Farmer Blaize looked vacantly at Richard, as if to ask him what he thought of England’s peasantry after the sample they had there. Richard would have preferred not to laugh, but his dignity gave way to his sense of the ludicrous, and he let fly a shout. The farmer was in no laughing mood. He turned a wide eye back to the door, “Lucky for’m,” he exclaimed, seeing the Bantam had vanished, for his fingers itched to break that stubborn head. He grew very puffy, and addressed Richard solemnly:
“Now, look ye here, Mr. Feverel!
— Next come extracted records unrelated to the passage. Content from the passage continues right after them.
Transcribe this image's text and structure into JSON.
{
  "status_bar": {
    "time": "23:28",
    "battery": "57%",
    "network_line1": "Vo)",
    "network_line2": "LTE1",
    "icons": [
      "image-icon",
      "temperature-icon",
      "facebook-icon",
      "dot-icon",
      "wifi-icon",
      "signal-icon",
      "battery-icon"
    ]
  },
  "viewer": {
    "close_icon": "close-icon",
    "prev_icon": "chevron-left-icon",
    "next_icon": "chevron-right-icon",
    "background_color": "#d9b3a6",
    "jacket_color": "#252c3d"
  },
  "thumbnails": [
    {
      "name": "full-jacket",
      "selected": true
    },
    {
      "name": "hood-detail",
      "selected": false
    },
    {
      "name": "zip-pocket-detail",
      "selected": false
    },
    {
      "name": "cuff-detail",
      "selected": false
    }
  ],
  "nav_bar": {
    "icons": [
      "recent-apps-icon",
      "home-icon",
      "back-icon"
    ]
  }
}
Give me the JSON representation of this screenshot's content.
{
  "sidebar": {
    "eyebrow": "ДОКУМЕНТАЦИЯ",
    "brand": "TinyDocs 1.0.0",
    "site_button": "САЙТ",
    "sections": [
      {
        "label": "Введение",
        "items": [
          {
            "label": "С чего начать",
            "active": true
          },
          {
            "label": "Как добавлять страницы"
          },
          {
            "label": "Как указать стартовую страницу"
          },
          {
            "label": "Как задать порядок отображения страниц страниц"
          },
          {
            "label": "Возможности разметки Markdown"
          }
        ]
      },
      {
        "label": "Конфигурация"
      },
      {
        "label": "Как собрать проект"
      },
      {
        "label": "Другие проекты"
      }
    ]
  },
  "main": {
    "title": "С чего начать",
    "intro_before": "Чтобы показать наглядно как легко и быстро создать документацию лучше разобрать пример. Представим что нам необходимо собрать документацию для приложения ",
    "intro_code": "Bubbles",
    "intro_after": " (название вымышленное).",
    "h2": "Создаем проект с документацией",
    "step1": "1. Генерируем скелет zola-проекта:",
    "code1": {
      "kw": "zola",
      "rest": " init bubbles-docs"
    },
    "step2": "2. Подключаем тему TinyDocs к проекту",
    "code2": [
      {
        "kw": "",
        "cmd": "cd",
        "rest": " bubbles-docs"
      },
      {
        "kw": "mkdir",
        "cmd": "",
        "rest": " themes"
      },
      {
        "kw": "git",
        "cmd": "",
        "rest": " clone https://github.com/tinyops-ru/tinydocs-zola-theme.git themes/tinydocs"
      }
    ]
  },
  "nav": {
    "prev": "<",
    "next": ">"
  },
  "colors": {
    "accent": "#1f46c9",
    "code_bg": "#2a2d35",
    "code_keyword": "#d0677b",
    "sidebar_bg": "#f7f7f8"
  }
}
You’ve been a-tampering with my witness. It’s no use denyin’! I say y’ ’ave, sir! You, or some of ye. I don’t care about no Feverel! My witness there has been bribed. The Bantam’s been bribed,” and he shivered his pipe with an energetic thump on the table—“bribed! I knows it! I could swear to’t!”—
“Upon oath?” Richard inquired, with a grave face.
“Ay, upon oath!” said the farmer, not observing the impertinence.
“I’d take my Bible oath on’t! He’s been corrupted, my principal witness! Oh! it’s dam cunnin’, but it won’t do the trick. I’ll transport Tom Bakewell, sure as a gun. He shall travel, that man shall. Sorry for you, Mr. Feverel—sorry you haven’t seen how to treat me proper—you, or yours. Money won’t do everything—no! it won’t. It’ll c’rrupt a witness, but it won’t clear a felon. I’d ha’ ’soused you, sir! You’re a boy and’ll learn better. I asked no more than payment and apology; and that I’d ha’ taken content—always provided my witnesses weren’t tampered with. Now you must stand yer luck, all o’ ye.”
Richard stood up and replied, “Very well, Mr. Blaize.”
“And if,” continued the farmer, “Tom Bakewell don’t drag you into’t after ’m, why, you’re safe, as I hope ye’ll be, sincere!”
“It was not in consideration of my own safety that I sought this interview with you,” said Richard, head erect.